Indeed. Will update the comment to make that more obvious.

Thanks for the rest of the review on this series. I'll go through in
detail and update it, hopefully this week.
Re: [RFC PATCH v3 20/21] KVM: x86/xen: Prevent runstate times from becoming negative
Posted by Steven Rostedt 1 year, 3 months ago
On Tue, 20 Aug 2024 11:22:31 +0100
David Woodhouse <dwmw2@infradead.org> wrote:

> On Thu, 2024-08-15 at 21:39 -0700, Sean Christopherson wrote:
> > > +       vx->last_steal = run_delay;
> > > +
> > > +       /*
> > > +        * If KVM clock time went backwards, stop updating until it
> > > +        * catches up (or the runstates are reset by userspace).
> > > +        */  
> > 
> > I take it this is a legitimate scenario where userpace sets KVM clock and then
> > the runstates, and KVM needs to lend a hand because userspace can't do those two
> > things atomically?  
> 
> Indeed. Will update the comment to make that more obvious.
> 
> Thanks for the rest of the review on this series. I'll go through in
> detail and update it, hopefully this week.

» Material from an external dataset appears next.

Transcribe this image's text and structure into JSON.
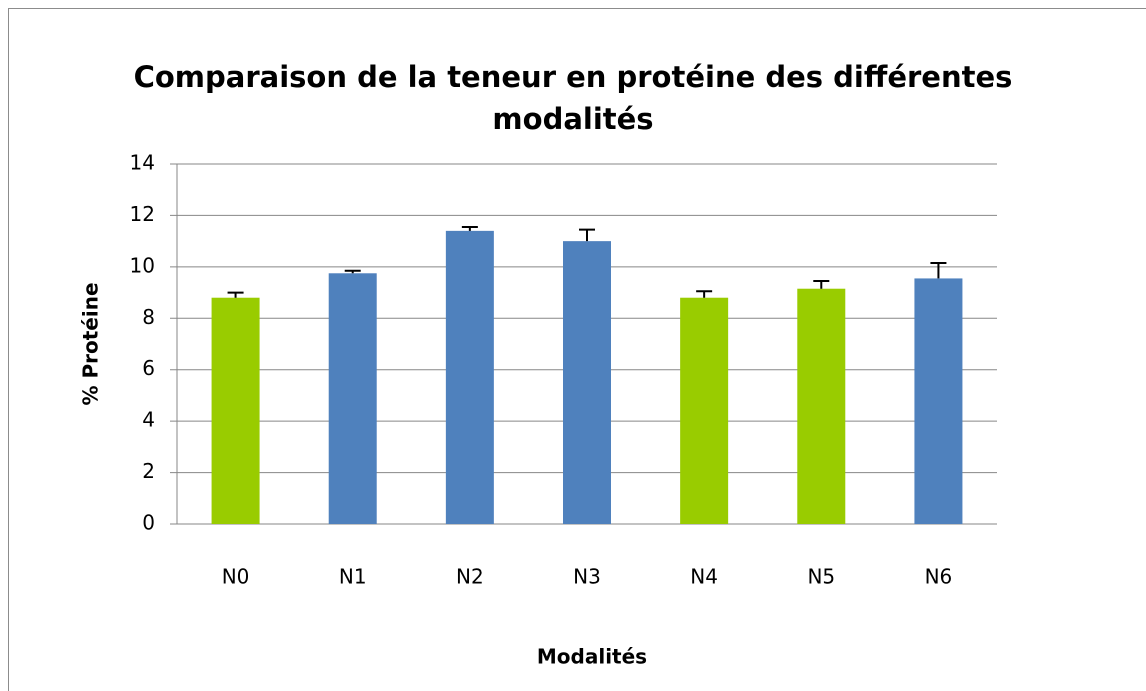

Hmm, is this related at all to this:

  https://lore.kernel.org/all/20240806111157.1336532-1-suleiman@google.com/

-- Steve
Re: [RFC PATCH v3 20/21] KVM: x86/xen: Prevent runstate times from becoming negative
Posted by David Woodhouse 1 year, 3 months ago
On Tue, 2024-08-20 at 11:08 -0400, Steven Rostedt wrote:
> On Tue, 20 Aug 2024 11:22:31 +0100
> David Woodhouse <dwmw2@infradead.org> wrote:
> 
> > On Thu, 2024-08-15 at 21:39 -0700, Sean Christopherson wrote:
> > > > +       vx->last_steal = run_delay;
> > > > +
> > > > +       /*
> > > > +        * If KVM clock time went backwards, stop updating
> > > > until it
> > > > +        * catches up (or the runstates are reset by
> > > > userspace).
> > > > +        */  
> > > 
> > > I take it this is a legitimate scenario where userpace sets KVM
> > > clock and then
> > > the runstates, and KVM needs to lend a hand because userspace
> > > can't do those two
> > > things atomically?  
> > 
> > Indeed. Will update the comment to make that more obvious.
> > 
> > Thanks for the rest of the review on this series. I'll go through
> > in
> > detail and update it, hopefully this week.
> 
> Hmm, is this related at all to this:
> 
>  
> https://lore.kernel.org/all/20240806111157.1336532-1-suleiman@google.com/

No, but patch 21 in this same series is.
Re: [RFC PATCH v3 20/21] KVM: x86/xen: Prevent runstate times from becoming negative
Posted by Paul Durrant 1 year, 6 months ago
On 22/05/2024 01:17, David Woodhouse wrote:
> From: David Woodhouse <dwmw@amazon.co.uk>
> 
> When kvm_xen_update_runstate() is invoked to set a vCPU's runstate, the
> time spent in the previous runstate is accounted. This is based on the
> delta between the current KVM clock time, and the previous value stored
> in vcpu->arch.xen.runstate_entry_time.
> 
> If the KVM clock goes backwards, that delta will be negative. Or, since
> it's an unsigned 64-bit integer, very *large*. Linux guests deal with
> that particularly badly, reporting 100% steal time for ever more (well,
> for *centuries* at least, until the delta has been consumed).
> 
> So when a negative delta is detected, just refrain from updating the
> runstates until the KVM clock catches up with runstate_entry_time again.
> 
> The userspace APIs for setting the runstate times do not allow them to
> be set past the current KVM clock, but userspace can still adjust the
> KVM clock *after* setting the runstate times, which would cause this
> situation to occur.
> 
> Signed-off-by: David Woodhouse <dwmw@amazon.co.uk>
> ---
>   arch/x86/kvm/xen.c | 18 ++++++++++++++----
>   1 file changed, 14 insertions(+), 4 deletions(-)
> 

Reviewed-by: Paul Durrant <paul@xen.org>